Sir Lucius Banda’s ‘Mayi Zembani’ is also a tribute of sorts to the persona’s mother. So emotional are the lyrics that it is outright difficult to separate the persona from the musician.
The sad aspect in the piece is that the persona’s mother died in the wake of the persona’s birth. So, the persona did not have ample time to feel the warmth of the mother, let alone smell her scent.
Mothers have scents, so said South Africa’s visual artist Patrice Bleby; and the persona in ‘Mayi Zembani’ was so ‘brutally’ treated he smelled death where her mother was supposed to me. And, predictably, life was tough.
“…Tinkakolopa m’chimbudzi/ Opanda sapato kuphazi/Kuvutikira sukulu/Abambo mukumwa mowa” (We could mop dirty toilets bare-footed/As you, father, boozed).
What tribute does the mother get, in the end? A song. ‘Mayi Zembani’.
And a farewell message in the song, too. “Chabwino Mayi Zembani/Muwuse mumtendere/Kumwamba muli Amayi/Mukonze malo anga”.
That’s not all. The mother also gets a band- a whole band- named after her. In the end, she also gets remembered. And immortalised. Because Plato said music is “corporeal and eternal”.
Rudo Chakwera adds another dimension to songs glorifying the local mother through her latest English music video ‘I love You Mother’. For everything there is in life, says the persona, there is a woman.
And, bringing the message closer to her home, the persona says for everything that ever happened in her life, there was that unmistakable touch of the mother.
There are many others who have waxed lyric about the mother. And there are so many things in common among those who have added their voice to the theme of the mother.

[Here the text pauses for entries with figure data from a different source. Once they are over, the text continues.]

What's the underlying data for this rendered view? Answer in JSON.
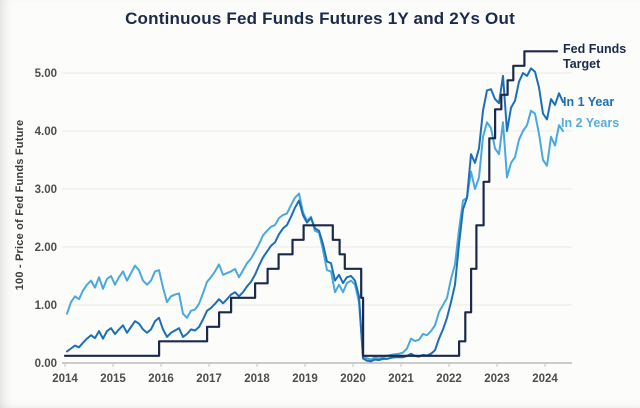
{
  "title": "Continuous Fed Funds Futures 1Y and 2Ys Out",
  "legend": {
    "target_label": "Fed Funds Target",
    "in_1_year_label": "In 1 Year",
    "in_2_years_label": "In 2 Years"
  },
  "colors": {
    "title_text": "#1b2a4a",
    "target_line": "#1b2a4a",
    "in_1_year_line": "#1d6fb5",
    "in_2_years_line": "#49a9dc",
    "gridline": "#eaeae6",
    "axis_line": "#9a9a9a",
    "tick_text": "#4d4d4d",
    "background": "#fcfcfa"
  },
  "chart_data": {
    "type": "line",
    "title": "Continuous Fed Funds Futures 1Y and 2Ys Out",
    "xlabel": "",
    "ylabel": "100 - Price of Fed Funds Future",
    "xlim": [
      2014,
      2024.6
    ],
    "ylim": [
      0,
      5.5
    ],
    "grid": "horizontal",
    "legend_position": "right",
    "x_ticks": [
      2014,
      2015,
      2016,
      2017,
      2018,
      2019,
      2020,
      2021,
      2022,
      2023,
      2024
    ],
    "y_ticks": [
      0,
      1,
      2,
      3,
      4,
      5
    ],
    "y_tick_labels": [
      "0.00",
      "1.00",
      "2.00",
      "3.00",
      "4.00",
      "5.00"
    ],
    "series": [
      {
        "name": "Fed Funds Target",
        "style": "step",
        "color": "#1b2a4a",
        "x_end": 2024.25,
        "points": [
          [
            2014.0,
            0.125
          ],
          [
            2015.96,
            0.375
          ],
          [
            2016.96,
            0.625
          ],
          [
            2017.21,
            0.875
          ],
          [
            2017.46,
            1.125
          ],
          [
            2017.96,
            1.375
          ],
          [
            2018.22,
            1.625
          ],
          [
            2018.45,
            1.875
          ],
          [
            2018.74,
            2.125
          ],
          [
            2018.97,
            2.375
          ],
          [
            2019.58,
            2.125
          ],
          [
            2019.72,
            1.875
          ],
          [
            2019.83,
            1.625
          ],
          [
            2020.17,
            1.125
          ],
          [
            2020.21,
            0.125
          ],
          [
            2022.21,
            0.375
          ],
          [
            2022.34,
            0.875
          ],
          [
            2022.46,
            1.625
          ],
          [
            2022.57,
            2.375
          ],
          [
            2022.72,
            3.125
          ],
          [
            2022.84,
            3.875
          ],
          [
            2022.96,
            4.375
          ],
          [
            2023.09,
            4.625
          ],
          [
            2023.22,
            4.875
          ],
          [
            2023.34,
            5.125
          ],
          [
            2023.57,
            5.375
          ]
        ]
      },
      {
        "name": "In 1 Year",
        "style": "line",
        "color": "#1d6fb5",
        "x_start": 2014.042,
        "x_step": 0.08333,
        "values": [
          0.2,
          0.25,
          0.3,
          0.27,
          0.35,
          0.42,
          0.48,
          0.43,
          0.55,
          0.42,
          0.55,
          0.6,
          0.5,
          0.58,
          0.65,
          0.52,
          0.62,
          0.72,
          0.68,
          0.58,
          0.52,
          0.58,
          0.72,
          0.78,
          0.58,
          0.45,
          0.52,
          0.56,
          0.6,
          0.45,
          0.5,
          0.58,
          0.56,
          0.62,
          0.75,
          0.9,
          0.95,
          1.02,
          1.1,
          1.03,
          1.1,
          1.18,
          1.22,
          1.15,
          1.22,
          1.32,
          1.4,
          1.52,
          1.68,
          1.82,
          1.92,
          2.02,
          2.08,
          2.22,
          2.32,
          2.38,
          2.52,
          2.68,
          2.8,
          2.55,
          2.42,
          2.5,
          2.32,
          2.28,
          2.05,
          1.75,
          1.72,
          1.42,
          1.52,
          1.38,
          1.48,
          1.5,
          1.42,
          1.15,
          0.08,
          0.04,
          0.03,
          0.06,
          0.05,
          0.07,
          0.07,
          0.09,
          0.1,
          0.1,
          0.1,
          0.12,
          0.16,
          0.12,
          0.11,
          0.14,
          0.13,
          0.16,
          0.22,
          0.42,
          0.58,
          0.78,
          1.05,
          1.35,
          2.05,
          2.65,
          2.85,
          3.6,
          3.45,
          3.7,
          4.35,
          4.7,
          4.72,
          4.55,
          4.48,
          4.95,
          4.0,
          4.4,
          4.52,
          4.85,
          5.0,
          4.95,
          5.08,
          5.02,
          4.75,
          4.3,
          4.2,
          4.55,
          4.45,
          4.65,
          4.5
        ]
      },
      {
        "name": "In 2 Years",
        "style": "line",
        "color": "#49a9dc",
        "x_start": 2014.042,
        "x_step": 0.08333,
        "values": [
          0.85,
          1.05,
          1.15,
          1.1,
          1.25,
          1.35,
          1.42,
          1.3,
          1.48,
          1.28,
          1.45,
          1.5,
          1.35,
          1.48,
          1.58,
          1.42,
          1.55,
          1.68,
          1.6,
          1.42,
          1.35,
          1.42,
          1.58,
          1.6,
          1.3,
          1.05,
          1.15,
          1.18,
          1.2,
          0.85,
          0.78,
          0.9,
          0.92,
          1.02,
          1.2,
          1.4,
          1.48,
          1.58,
          1.7,
          1.52,
          1.55,
          1.58,
          1.62,
          1.48,
          1.6,
          1.72,
          1.8,
          1.92,
          2.05,
          2.2,
          2.28,
          2.35,
          2.38,
          2.5,
          2.55,
          2.58,
          2.72,
          2.85,
          2.92,
          2.6,
          2.45,
          2.52,
          2.28,
          2.25,
          1.95,
          1.6,
          1.58,
          1.22,
          1.35,
          1.22,
          1.38,
          1.42,
          1.35,
          1.05,
          0.12,
          0.08,
          0.06,
          0.1,
          0.08,
          0.1,
          0.12,
          0.14,
          0.15,
          0.16,
          0.18,
          0.25,
          0.42,
          0.38,
          0.4,
          0.5,
          0.48,
          0.55,
          0.65,
          0.88,
          1.0,
          1.12,
          1.45,
          1.7,
          2.3,
          2.8,
          2.85,
          3.3,
          3.0,
          3.2,
          3.9,
          4.15,
          4.05,
          3.7,
          3.6,
          4.15,
          3.2,
          3.45,
          3.55,
          3.85,
          4.0,
          4.1,
          4.35,
          4.3,
          3.95,
          3.5,
          3.4,
          3.9,
          3.75,
          4.1,
          4.0
        ]
      }
    ]
  }
}
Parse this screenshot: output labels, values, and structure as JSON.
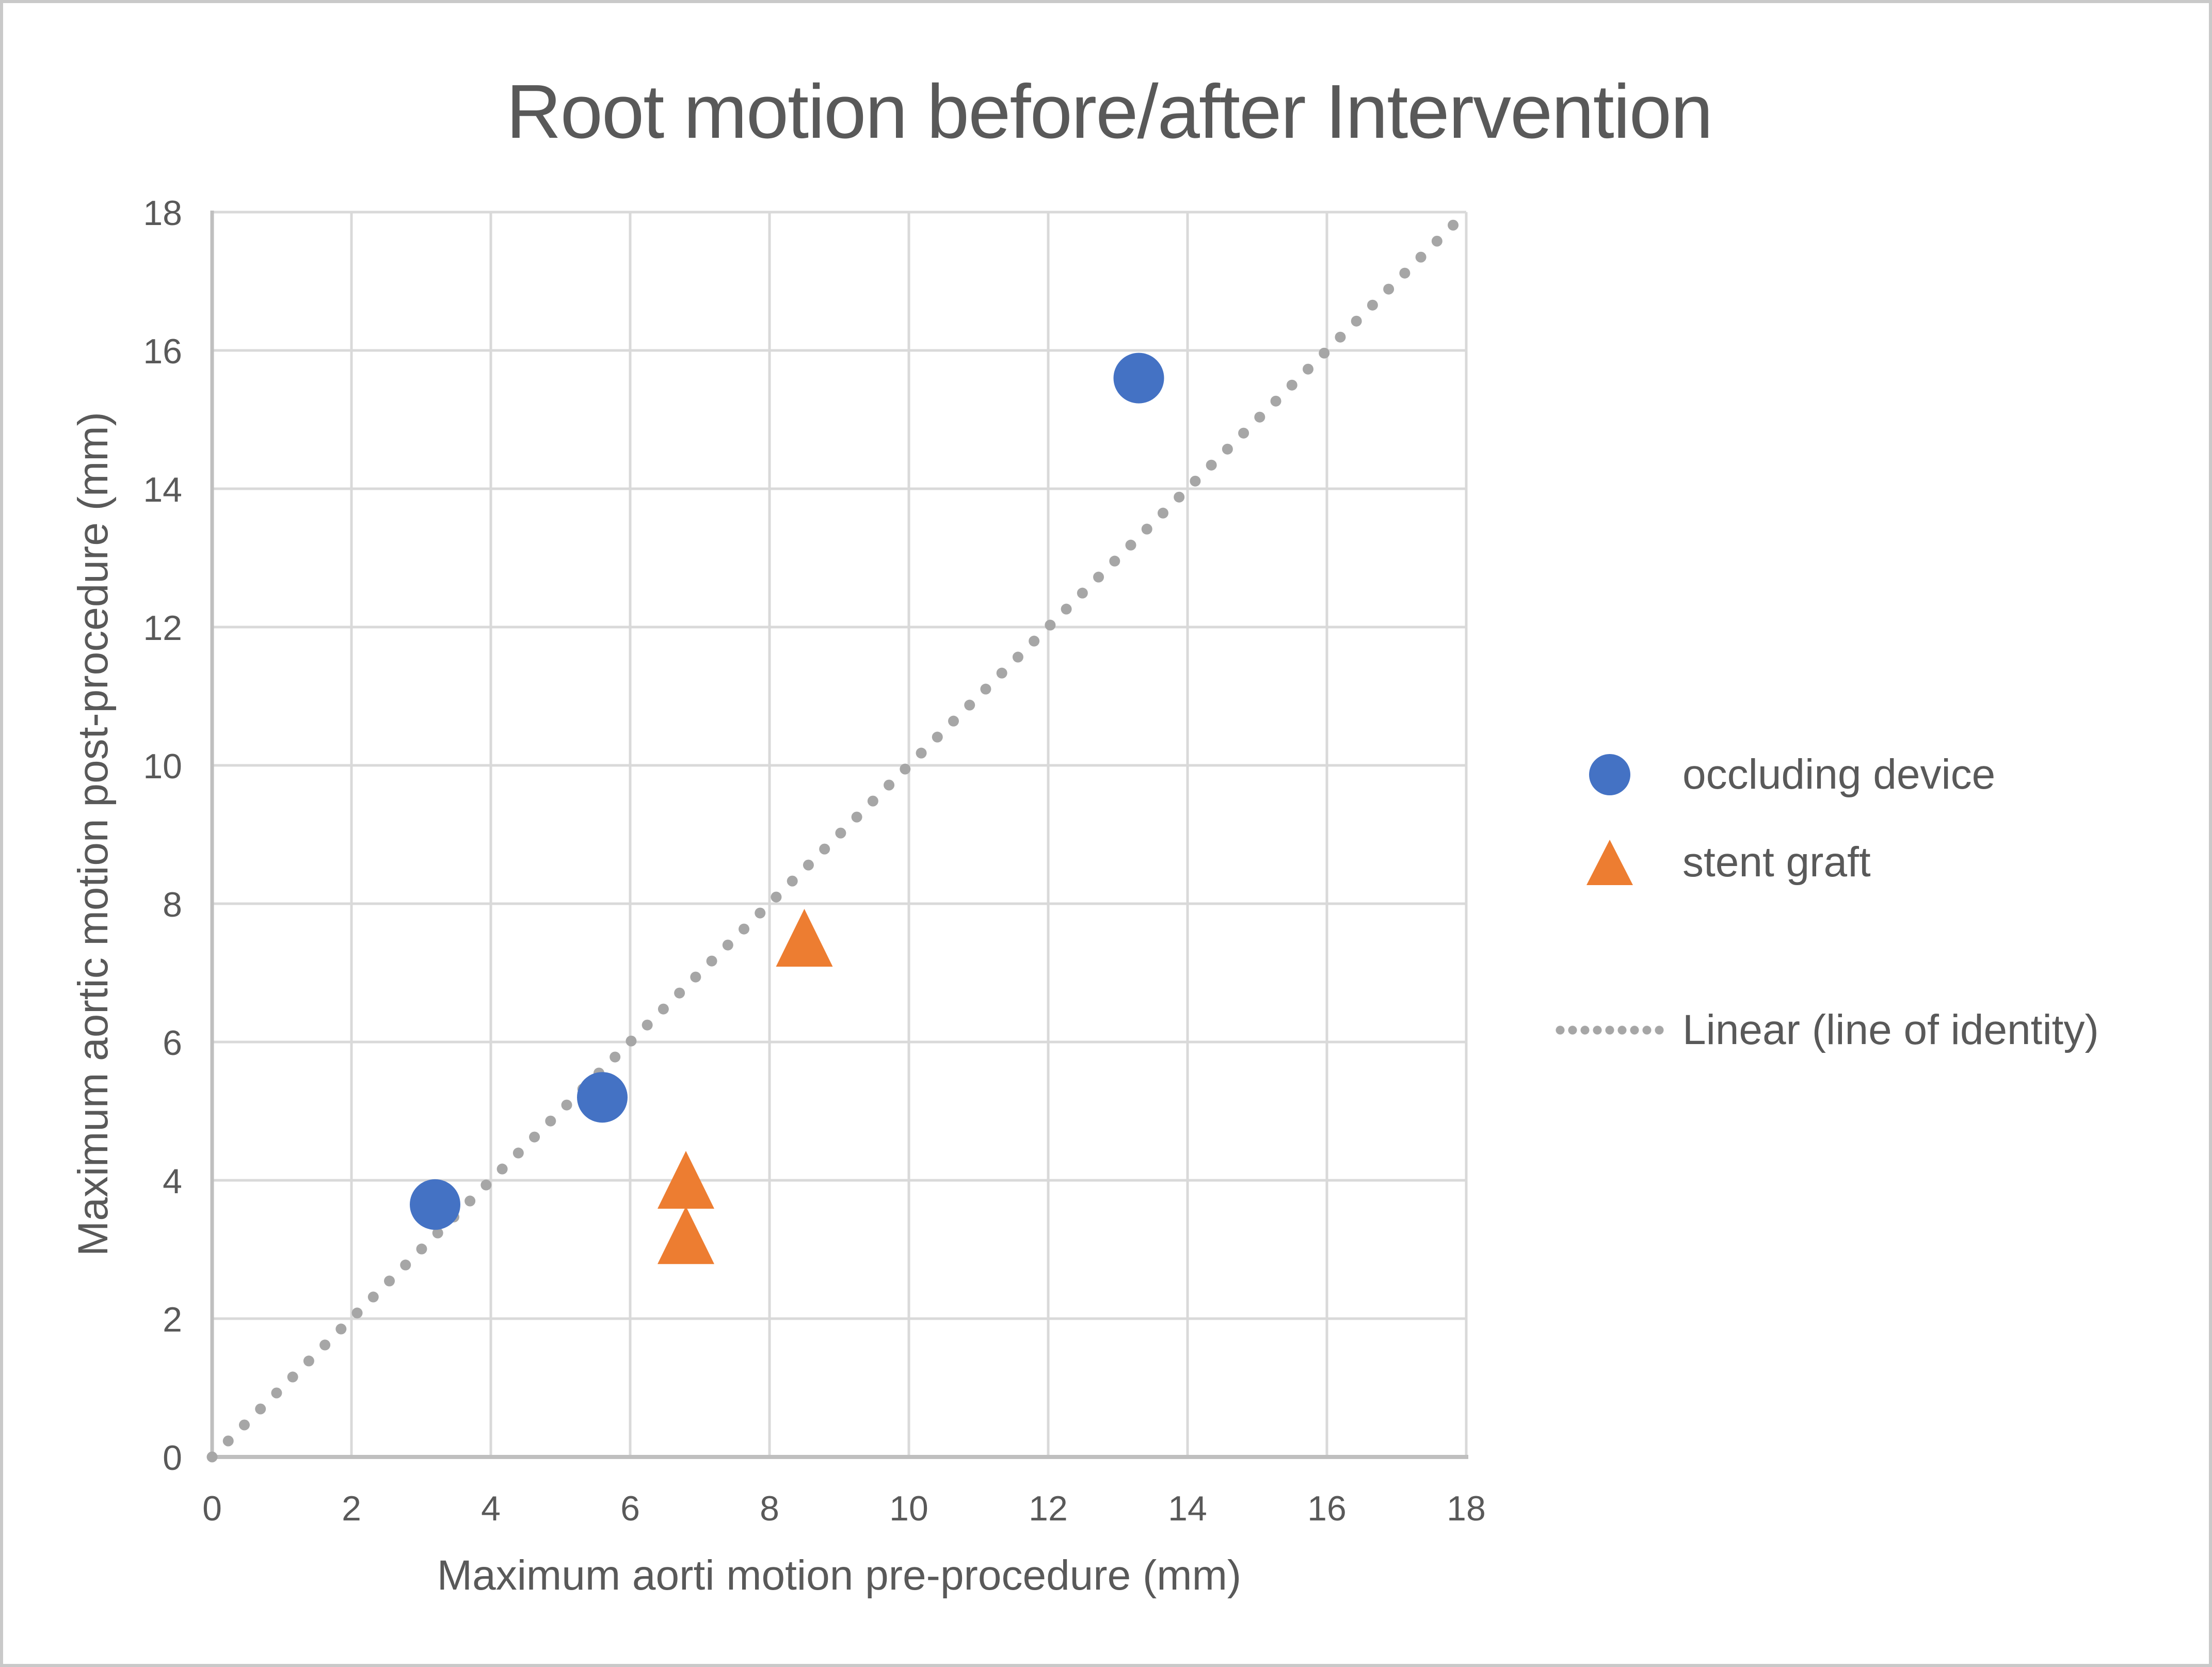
{
  "chart_data": {
    "type": "scatter",
    "title": "Root motion before/after Intervention",
    "xlabel": "Maximum aorti motion pre-procedure (mm)",
    "ylabel": "Maximum aortic motion post-procedure (mm)",
    "xlim": [
      0,
      18
    ],
    "ylim": [
      0,
      18
    ],
    "xticks": [
      0,
      2,
      4,
      6,
      8,
      10,
      12,
      14,
      16,
      18
    ],
    "yticks": [
      0,
      2,
      4,
      6,
      8,
      10,
      12,
      14,
      16,
      18
    ],
    "grid": true,
    "legend_position": "right",
    "series": [
      {
        "name": "occluding device",
        "marker": "circle",
        "color": "#4472C4",
        "points": [
          [
            3.2,
            3.65
          ],
          [
            5.6,
            5.2
          ],
          [
            13.3,
            15.6
          ]
        ]
      },
      {
        "name": "stent graft",
        "marker": "triangle",
        "color": "#ED7D31",
        "points": [
          [
            6.8,
            4.0
          ],
          [
            6.8,
            3.2
          ],
          [
            8.5,
            7.5
          ]
        ]
      }
    ],
    "reference_line": {
      "name": "Linear (line of identity)",
      "style": "dotted",
      "color": "#A6A6A6",
      "from": [
        0,
        0
      ],
      "to": [
        18,
        18
      ]
    }
  },
  "colors": {
    "text": "#595959",
    "gridline": "#D9D9D9",
    "axis_line": "#BFBFBF",
    "background": "#FFFFFF",
    "page_border": "#C9C9C9"
  }
}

The first one is that most of the lyrics are in Chichewa, which is no strange thing because the personas could be attempting to pass on the message to their mothers in a language that the mothers understand. In a country where literacy levels are higher in men than women, this is a strategic decision on part of the musicians.
The second one is that intrinsically linked to the praise messages is the message of challenges encountered while travelling through life’s shrubby path.
The last, but not least, common ground is that the father is conspicuously absent in the lyrics.